Quando potrebbe arrivare in clinica uno strumento come questo? La risposta richiede pazienza. «È ancora uno studio sperimentale», precisa Santoro. «Deve essere approvato come dispositivo medico dalla FDA. Quindi bisogna aspettare che facciano il passaggio con la Food and Drug Administration, e poi probabilmente lo renderanno commerciabile negli Stati Uniti. In Europa la questione è ancora più complessa, perché la regolamentazione è più rigida».
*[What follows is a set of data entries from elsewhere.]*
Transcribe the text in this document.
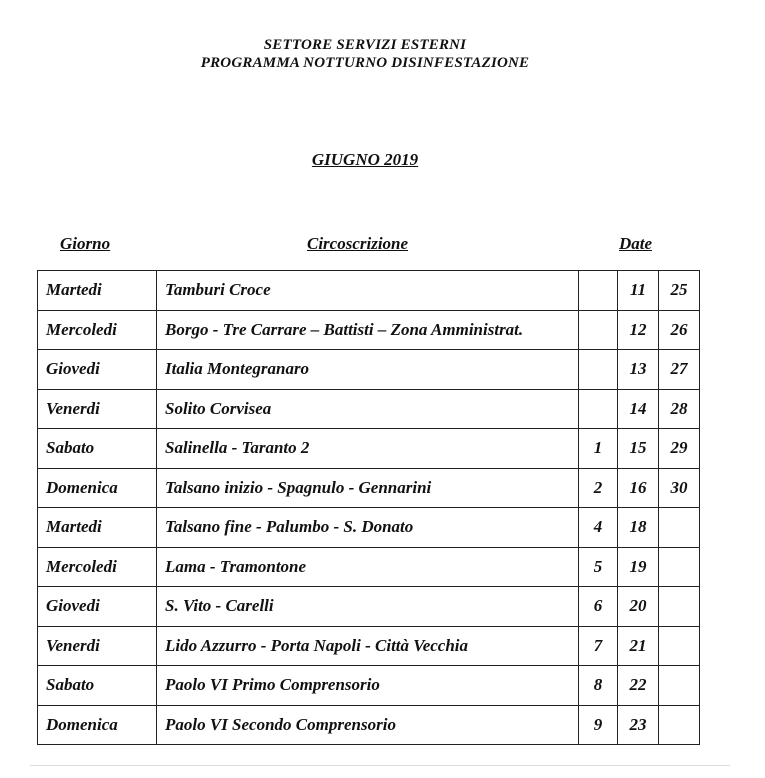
SETTORE SERVIZI ESTERNI
PROGRAMMA NOTTURNO DISINFESTAZIONE
GIUGNO 2019
Giorno	Circoscrizione	Date
Martedi	Tamburi Croce		11	25
Mercoledi	Borgo - Tre Carrare – Battisti – Zona Amministrat.		12	26
Giovedi	Italia Montegranaro		13	27
Venerdi	Solito Corvisea		14	28
Sabato	Salinella - Taranto 2	1	15	29
Domenica	Talsano inizio - Spagnulo - Gennarini	2	16	30
Martedi	Talsano fine - Palumbo - S. Donato	4	18	
Mercoledi	Lama - Tramontone	5	19	
Giovedi	S. Vito - Carelli	6	20	
Venerdi	Lido Azzurro - Porta Napoli - Città Vecchia	7	21	
Sabato	Paolo VI Primo Comprensorio	8	22	
Domenica	Paolo VI Secondo Comprensorio	9	23	
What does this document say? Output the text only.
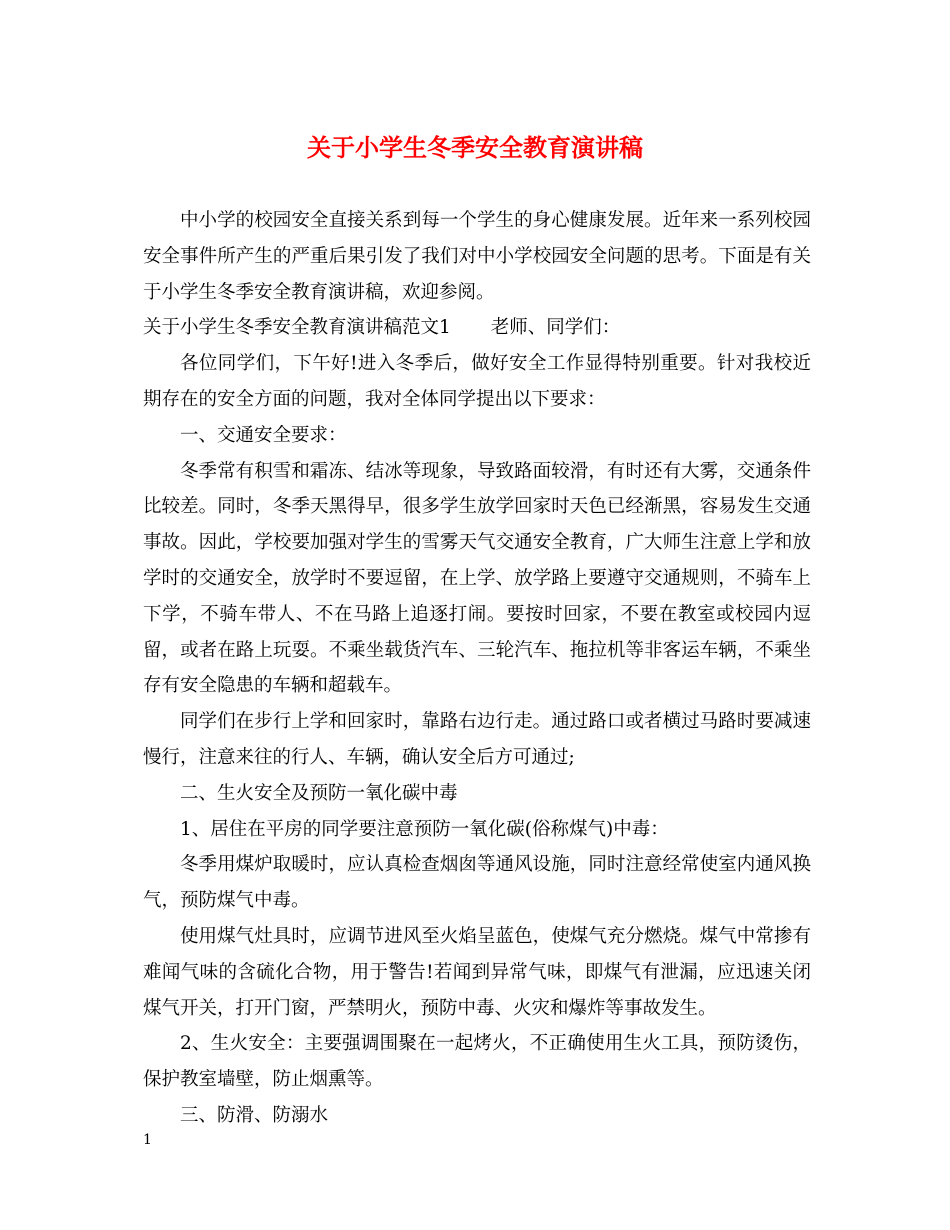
关于小学生冬季安全教育演讲稿

中小学的校园安全直接关系到每一个学生的身心健康发展。近年来一系列校园安全事件所产生的严重后果引发了我们对中小学校园安全问题的思考。下面是有关于小学生冬季安全教育演讲稿，欢迎参阅。

关于小学生冬季安全教育演讲稿范文1 老师、同学们：

各位同学们，下午好!进入冬季后，做好安全工作显得特别重要。针对我校近期存在的安全方面的问题，我对全体同学提出以下要求：

一、交通安全要求：

冬季常有积雪和霜冻、结冰等现象，导致路面较滑，有时还有大雾，交通条件比较差。同时，冬季天黑得早，很多学生放学回家时天色已经渐黑，容易发生交通事故。因此，学校要加强对学生的雪雾天气交通安全教育，广大师生注意上学和放学时的交通安全，放学时不要逗留，在上学、放学路上要遵守交通规则，不骑车上下学，不骑车带人、不在马路上追逐打闹。要按时回家，不要在教室或校园内逗留，或者在路上玩耍。不乘坐载货汽车、三轮汽车、拖拉机等非客运车辆，不乘坐存有安全隐患的车辆和超载车。

同学们在步行上学和回家时，靠路右边行走。通过路口或者横过马路时要减速慢行，注意来往的行人、车辆，确认安全后方可通过;

二、生火安全及预防一氧化碳中毒

1、居住在平房的同学要注意预防一氧化碳(俗称煤气)中毒：

冬季用煤炉取暖时，应认真检查烟囱等通风设施，同时注意经常使室内通风换气，预防煤气中毒。

使用煤气灶具时，应调节进风至火焰呈蓝色，使煤气充分燃烧。煤气中常掺有难闻气味的含硫化合物，用于警告!若闻到异常气味，即煤气有泄漏，应迅速关闭煤气开关，打开门窗，严禁明火，预防中毒、火灾和爆炸等事故发生。

2、生火安全：主要强调围聚在一起烤火，不正确使用生火工具，预防烫伤，保护教室墙壁，防止烟熏等。

三、防滑、防溺水

1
Il percorso regolatorio è lungo, ma necessario: «un sistema del genere, usato in contesti clinici reali, deve dimostrare non solo efficacia in uno studio controllato, ma anche sicurezza, riproducibilità e assenza di effetti dannosi su popolazioni eterogenee».

Quello che conta davvero: «si può fare»

Al di là delle tempistiche, il messaggio fondamentale che possiamo trarre da questa ricerca è che «si può fare», precisa Santoro. «La strada è giusta, e quindi altri potranno farlo. Il metodo è ben descritto e si può replicare». I dati della Mayo Clinic – si legge nell’articolo – sono disponibili su richiesta motivata, previa approvazione dei comitati etici istituzionali.

È la logica della ricerca scientifica applicata all’innovazione tecnologica: dimostrare che qualcosa è possibile apre la strada ad altri, che potranno migliorare, adattare, applicare in contesti diversi. REDMOD, al di là del suo futuro commerciale, ha dimostrato che le TAC di routine contengono informazioni che oggi stiamo lasciando sul tavolo.

La domanda, allora, non è solo «funziona?». È: «chi raccoglierà questo testimone, e in quanto tempo riuscirà a portarlo fino ai pazienti?».